Dachshunds are moderate shedders, clean, and have little or no body odor. The breed’s grooming needs vary with the three coat types. Smooth-coated Dachshunds are ‘wash and wear,’ needing little beyond a wipe with a towel or hound glove to look dapper. Long hair Dachshunds may require more frequent brushing, depending on the thickness of the coat. The Wirehaired coat can be plucked or hand-stripped several times a year to look its best, but beyond that, it is easy to maintain between grooming with occasional trimming of the beard and eyebrows and brushing or combing once or twice a week. All Dachshunds should have their nails trimmed every month. 


The most important aspect of owning a Dachshund is making sure that they get enough exercise to ensure that their backs have enough muscle to keep them from hurting their backs. They must also be kept at a reasonable weight for their frame since obesity is especially hard on their long back. 

Long Hair Dachshund

texas miniature dachshunds
Children friendly

A breed’s level of tolerance and patience with childrens’ behavior, and overall family-friendly nature. Dogs should always be supervised around young children, or children of any age who have little exposure to dogs

Hate to be alone

If you want an outdoor dog who can be left alone for long periods, the Dachshund is not the breed for you.

Excellent Snugglers

Dachshunds are excellent snugglers.  Be it under a blanket or right next to you on the couch they are always ready to share their body heat whether you want it or not.

Excellent housekeeper

Dachshunds will happily clean up any food mess that you leave on the floor. They will gladly do this job whether you ask them to or not. Just be careful that anything that hits the floor is an acceptable food for your doggie family member.

History of the Dachshund

“Dachshund” is a German word meaning “badger dog,” and the breed’s German history goes back some 600 years. And, as the breed name suggests, thet were developed to enthusiastically dig his way into a badger den and dispatch its occupant. Their long, low body was custom-made for this dirty subterranean work.

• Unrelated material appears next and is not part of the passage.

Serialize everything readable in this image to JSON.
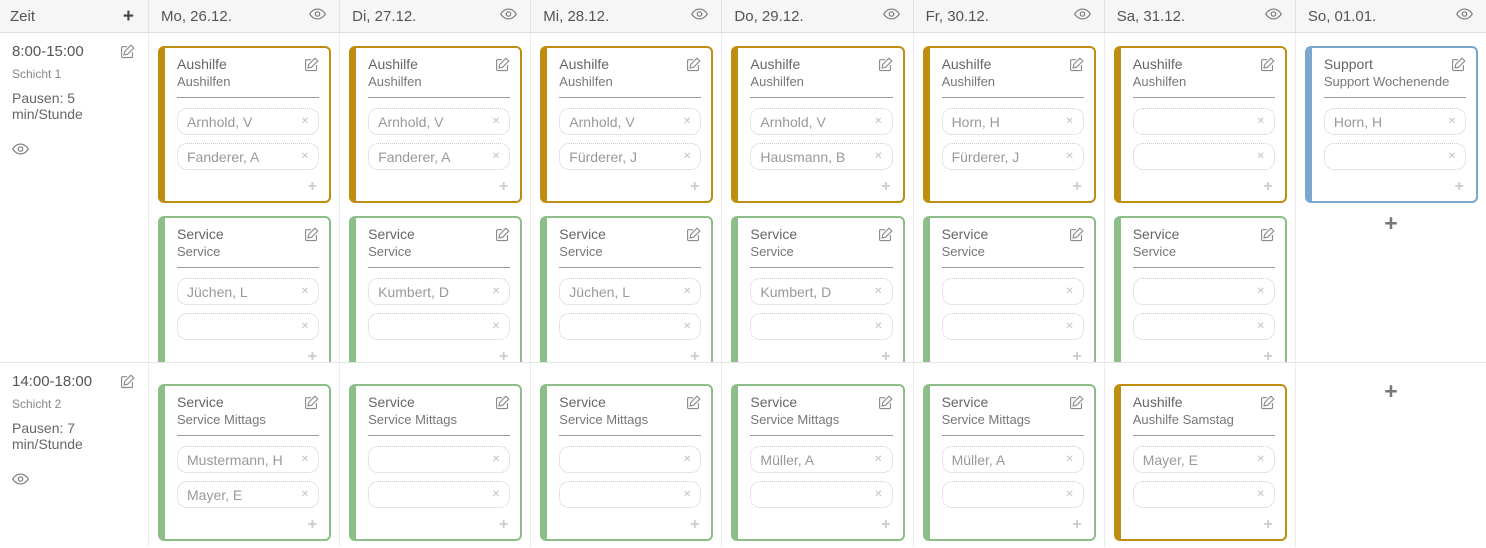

For a dog of any size, a badger is a formidable adversary, weighing anywhere from 25 to 40 pounds, with razor-sharp teeth and claws. 

The cleverness, courage, perseverance, and strength that are hallmarks of today’s Dachshund were first bred into his long-ago ancestors to best equip them for battling a deadly foe. The little dog’s surprisingly loud, hound bark is also a throwback to his working roots: It allowed their above-ground human hunting partner to mark his hound’s underground location. 

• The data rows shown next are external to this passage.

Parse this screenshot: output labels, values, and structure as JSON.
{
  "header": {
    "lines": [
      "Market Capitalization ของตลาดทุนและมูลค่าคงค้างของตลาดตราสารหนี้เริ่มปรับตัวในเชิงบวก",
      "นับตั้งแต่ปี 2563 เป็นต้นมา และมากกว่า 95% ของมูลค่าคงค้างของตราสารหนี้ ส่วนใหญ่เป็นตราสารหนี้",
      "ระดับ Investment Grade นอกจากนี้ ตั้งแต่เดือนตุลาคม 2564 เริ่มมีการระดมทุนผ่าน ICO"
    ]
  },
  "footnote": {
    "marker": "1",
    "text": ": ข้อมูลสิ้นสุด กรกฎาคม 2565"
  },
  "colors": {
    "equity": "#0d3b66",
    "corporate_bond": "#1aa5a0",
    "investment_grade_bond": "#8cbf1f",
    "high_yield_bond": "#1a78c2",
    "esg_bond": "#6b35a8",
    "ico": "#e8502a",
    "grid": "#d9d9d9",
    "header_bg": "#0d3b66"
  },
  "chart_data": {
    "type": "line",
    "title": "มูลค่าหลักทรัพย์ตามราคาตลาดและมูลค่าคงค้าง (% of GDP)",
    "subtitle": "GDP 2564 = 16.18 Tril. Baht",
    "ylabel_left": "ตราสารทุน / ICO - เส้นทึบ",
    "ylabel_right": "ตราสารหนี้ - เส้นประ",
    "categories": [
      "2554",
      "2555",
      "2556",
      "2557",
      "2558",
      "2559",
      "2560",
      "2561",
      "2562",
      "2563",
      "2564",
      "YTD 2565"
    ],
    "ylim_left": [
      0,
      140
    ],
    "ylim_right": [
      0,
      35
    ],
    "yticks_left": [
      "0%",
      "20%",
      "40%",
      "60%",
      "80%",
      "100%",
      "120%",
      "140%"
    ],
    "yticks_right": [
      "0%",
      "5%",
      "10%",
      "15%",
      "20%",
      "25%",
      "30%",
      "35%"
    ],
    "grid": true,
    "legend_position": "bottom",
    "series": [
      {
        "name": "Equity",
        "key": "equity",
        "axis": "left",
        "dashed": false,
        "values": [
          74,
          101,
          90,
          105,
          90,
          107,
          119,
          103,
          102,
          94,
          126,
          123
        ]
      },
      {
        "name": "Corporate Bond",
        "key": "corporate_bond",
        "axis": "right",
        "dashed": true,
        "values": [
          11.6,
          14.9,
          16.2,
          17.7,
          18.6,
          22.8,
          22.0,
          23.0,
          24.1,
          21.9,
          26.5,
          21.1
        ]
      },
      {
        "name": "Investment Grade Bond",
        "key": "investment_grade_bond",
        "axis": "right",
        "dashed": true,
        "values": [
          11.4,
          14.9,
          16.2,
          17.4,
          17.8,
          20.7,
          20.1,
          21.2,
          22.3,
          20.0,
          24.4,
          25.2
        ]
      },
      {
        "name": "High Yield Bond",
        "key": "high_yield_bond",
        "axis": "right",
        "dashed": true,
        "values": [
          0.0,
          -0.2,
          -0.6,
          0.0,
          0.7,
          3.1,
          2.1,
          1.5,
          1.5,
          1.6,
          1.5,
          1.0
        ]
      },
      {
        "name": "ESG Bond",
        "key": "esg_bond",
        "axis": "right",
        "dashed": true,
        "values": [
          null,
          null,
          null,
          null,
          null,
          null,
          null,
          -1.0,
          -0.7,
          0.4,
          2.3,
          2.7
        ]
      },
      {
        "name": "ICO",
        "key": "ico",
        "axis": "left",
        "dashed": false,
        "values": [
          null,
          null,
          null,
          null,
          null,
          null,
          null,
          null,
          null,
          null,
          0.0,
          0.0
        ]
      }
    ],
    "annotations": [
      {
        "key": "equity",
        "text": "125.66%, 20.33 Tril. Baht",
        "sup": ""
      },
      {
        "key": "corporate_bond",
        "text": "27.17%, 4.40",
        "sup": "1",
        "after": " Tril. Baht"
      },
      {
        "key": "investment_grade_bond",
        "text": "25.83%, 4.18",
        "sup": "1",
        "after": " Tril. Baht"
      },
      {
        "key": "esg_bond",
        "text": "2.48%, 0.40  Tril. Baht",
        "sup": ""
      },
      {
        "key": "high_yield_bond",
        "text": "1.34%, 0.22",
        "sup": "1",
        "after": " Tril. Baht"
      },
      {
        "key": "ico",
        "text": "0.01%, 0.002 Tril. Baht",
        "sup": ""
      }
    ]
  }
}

In addition to the breed’s short, smooth coat, selective breeding produced types with wire coats for work in thorny brier patches, and long coats for cold climates. Dachshunds of various sizes were bred to work on different kinds of quarry. Packs of Dachshunds, according to breed authorities, were often used on wild boar. By the late 1800s, the process of standardizing the breed according to size, coat, and color varieties was well underway.

National symbol of Germany

The Dachshund has long been a national symbol of Germany, so closely associated with Kaiser Wilhelm II who had a well-known love for Dachshunds that during World War I American fanciers took to calling them Liberty Hounds due to anti-German sentiment. Admitted to the AKC Stud Book in 1885, their popularity in America was immediate and enduring.